Big data is big business. We’ve previously suggested it could improve cybersecurity and drug development. Now there’s a new avenue for tech pros to explore: Yahoo (part of Oath, which includes AOL) has released the freshly open-sourced Vespa.
No, ‘Vespa’ in this case doesn’t refer to the underpowered scooter. It’s meant to fill in the gaps left by Hadoop, the open-source framework for distributed data storage and processing, which Yahoo open-sourced in 2006 (and is now one of the highest paying Big Data skills). Released as an open-source project on GitHub, Vespa lets tech pros “build applications that can compute responses to user requests, over large datasets, at real time and at internet scale – capabilities that up until now, have been within reach of only a few large companies.”
Like a two-wheeled Vespa, in other words, this platform is meant to be speedy. “While developers can use the the Hadoop stack to store and batch process big data, and Storm to stream-process data, these technologies do not help with serving results to end users,” Yahoo’s posting on the matter continued. “Serving is challenging at large scale, especially when it is necessary to make computations quickly over data while a user is waiting, as with applications that feature search, recommendation, and personalization.”

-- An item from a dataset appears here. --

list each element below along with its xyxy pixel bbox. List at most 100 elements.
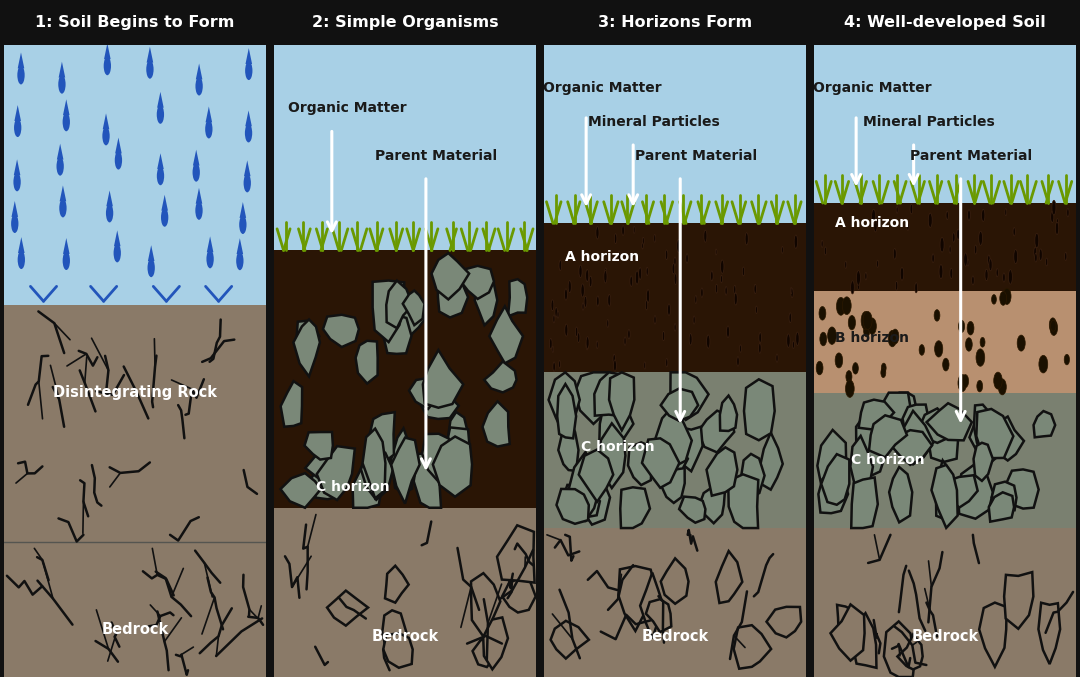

In addition to Yahoo, Vespa is used across various Oath brands such as Flickr, helping the company process “billions of daily requests over billions of documents while responding to search queries.” This is possible because Vespa leverages multiple machines to process its throughput, “without any single master as a bottleneck.” It can also use a single, local device or an AWS or Docker instance.
Vespa is useful because it takes a lot of the boilerplate Big Data utilities off the table for developers. They’ll no longer have to cross-reference requests for relevance, organize the returned results, or worry about duplicates: Vespa handles all of that.
The TL;DR version here is that anyone can use the same Big Data engine as Yahoo. But this isn’t tech pros’ only option when it comes to speedy and powerful Big Data solutions: IBM Streams promises many of the same features as Vespa, and Hadoop is still a go-to for distributed processing. Pachyderm is a lesser-known competitor to Vespa, but very similar (especially with its use of Docker).
If you find Vespa too cumbersome, we suggest checking out this GitHub repo of Big Data sets. It lays out specific use-cases, and lists open-source Big Data solutions for those problems. And if Vespa intrigues you, Oath is promising to flesh out its blog with how-tos and use cases in the coming weeks.